On winter hikes in rural Carver County, I often see pheasant tracks in the snow. On rare occasions an individual bird might run or hit the sky.

The ring-necked pheasant is not a native bird but was introduced into the state in 1905, and many thousands were released between 1915 and the early 1920s.

The game birds have become established and are numerous in areas of southern Minnesota where they can find sufficient cover and food. The extended common name, Chinese ring-necked pheasant, tells us where they originated: Our pheasant is a hybrid whose original strain came from China. Pheasants are native to the older inhabited parts of the world, chiefly Asia where more than 100 species and many hybrids are found. Domesticated chickens all descended from pheasants.

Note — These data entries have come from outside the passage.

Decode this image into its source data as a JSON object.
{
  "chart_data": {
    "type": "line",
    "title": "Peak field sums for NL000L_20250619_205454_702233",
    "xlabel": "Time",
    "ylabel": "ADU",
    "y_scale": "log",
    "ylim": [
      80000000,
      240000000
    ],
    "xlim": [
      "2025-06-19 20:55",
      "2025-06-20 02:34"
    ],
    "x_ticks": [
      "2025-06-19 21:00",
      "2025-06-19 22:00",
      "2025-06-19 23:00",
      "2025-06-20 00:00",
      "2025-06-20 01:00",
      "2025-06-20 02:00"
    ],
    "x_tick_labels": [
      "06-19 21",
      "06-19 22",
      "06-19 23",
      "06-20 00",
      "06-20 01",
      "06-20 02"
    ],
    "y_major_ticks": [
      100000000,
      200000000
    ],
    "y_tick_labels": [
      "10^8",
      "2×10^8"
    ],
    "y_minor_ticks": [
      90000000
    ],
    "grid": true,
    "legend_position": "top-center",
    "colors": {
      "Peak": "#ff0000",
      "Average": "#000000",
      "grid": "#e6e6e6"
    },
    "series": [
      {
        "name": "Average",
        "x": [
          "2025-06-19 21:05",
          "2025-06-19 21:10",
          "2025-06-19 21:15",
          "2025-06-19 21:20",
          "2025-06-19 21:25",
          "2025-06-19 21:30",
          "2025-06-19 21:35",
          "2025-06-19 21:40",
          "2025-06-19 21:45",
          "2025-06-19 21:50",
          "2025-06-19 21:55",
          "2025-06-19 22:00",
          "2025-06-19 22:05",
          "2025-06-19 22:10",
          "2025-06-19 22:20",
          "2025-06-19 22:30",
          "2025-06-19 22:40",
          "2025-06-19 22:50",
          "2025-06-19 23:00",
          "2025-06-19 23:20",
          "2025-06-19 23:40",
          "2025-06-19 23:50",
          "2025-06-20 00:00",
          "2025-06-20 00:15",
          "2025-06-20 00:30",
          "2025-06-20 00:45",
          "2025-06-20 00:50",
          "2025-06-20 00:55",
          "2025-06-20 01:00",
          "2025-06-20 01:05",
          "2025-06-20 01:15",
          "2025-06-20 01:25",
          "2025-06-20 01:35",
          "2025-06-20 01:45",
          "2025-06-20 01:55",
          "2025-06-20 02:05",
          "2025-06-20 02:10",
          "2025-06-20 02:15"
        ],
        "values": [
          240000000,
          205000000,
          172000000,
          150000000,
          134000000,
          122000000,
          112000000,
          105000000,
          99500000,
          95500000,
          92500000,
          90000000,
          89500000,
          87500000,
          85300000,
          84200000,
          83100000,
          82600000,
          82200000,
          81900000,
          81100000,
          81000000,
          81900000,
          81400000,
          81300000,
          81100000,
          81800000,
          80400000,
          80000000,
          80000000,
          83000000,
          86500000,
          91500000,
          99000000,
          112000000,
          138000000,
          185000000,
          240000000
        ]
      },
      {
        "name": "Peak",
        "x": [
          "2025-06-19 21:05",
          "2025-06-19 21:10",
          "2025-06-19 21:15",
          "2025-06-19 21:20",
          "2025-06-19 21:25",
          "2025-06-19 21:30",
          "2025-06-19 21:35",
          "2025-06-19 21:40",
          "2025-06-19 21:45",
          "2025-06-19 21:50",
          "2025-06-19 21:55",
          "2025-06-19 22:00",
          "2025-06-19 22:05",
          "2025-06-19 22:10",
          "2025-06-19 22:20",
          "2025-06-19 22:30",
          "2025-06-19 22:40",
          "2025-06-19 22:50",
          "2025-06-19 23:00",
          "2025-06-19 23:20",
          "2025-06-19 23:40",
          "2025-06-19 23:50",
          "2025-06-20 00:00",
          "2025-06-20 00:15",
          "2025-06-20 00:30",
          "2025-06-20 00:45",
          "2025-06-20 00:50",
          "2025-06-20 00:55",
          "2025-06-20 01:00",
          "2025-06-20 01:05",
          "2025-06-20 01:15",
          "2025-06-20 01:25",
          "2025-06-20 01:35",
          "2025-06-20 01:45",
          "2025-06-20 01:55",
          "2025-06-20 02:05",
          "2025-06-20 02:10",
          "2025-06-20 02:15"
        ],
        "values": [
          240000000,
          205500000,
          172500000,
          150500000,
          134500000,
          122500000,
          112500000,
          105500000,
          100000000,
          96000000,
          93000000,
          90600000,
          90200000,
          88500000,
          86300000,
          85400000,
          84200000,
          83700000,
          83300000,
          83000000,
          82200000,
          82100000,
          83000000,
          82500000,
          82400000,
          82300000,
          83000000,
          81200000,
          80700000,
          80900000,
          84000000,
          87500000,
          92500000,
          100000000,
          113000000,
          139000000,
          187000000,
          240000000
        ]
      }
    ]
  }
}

Pheasants join in the fall and winter in flocks from three to more than 100 birds. They will feed and roost. The flock size is dependent upon the amount of food and suitable roosting cover. Roosts are usually in lowland swamps and marshes of cattails and other vegetation. A few birds will roost in trees.

Like a chicken, a pheasant is omnivorous, eating anything digestible. Insects make up a large part of its summer diet, but in the winter, weed seeds and grain, tree buds and small fruits left hanging on branches are targets. Pheasants get by on waste grain picked up in stubbly fields or along roads and railroad tracks. Pheasant flocks feed in the morning and early evening, but they stay in their roosts if the weather is severe.

Some other observations:

  • With a heart rate of about 700 pumps a minute, black-capped chickadees need to eat the equivalent of their own weight every day during the winter. Some chickadees will take seeds from human hands.
  • Acorns are the staff of life for many wildlife species including whitetail deer, all types of squirrels, raccoons, mice, and birds (such as wild turkeys and blue jays). No doubt the greatest value of acorns is in the critical winter season when other foods are scarce.
  • The snowshoe, about 6,000 years old, is holding its own in our complex, technical world. There is something in its simplicity and its closeness to nature that speaks to its increased use among people who attempt to live with nature and not subdue it.
  • Below-zero temperatures produce attractive frost patterns on window panes, with swirls and feathers, fronds and miniature forest scenes.

Jim Gilbert has taught and worked as a naturalist for more than 50 years.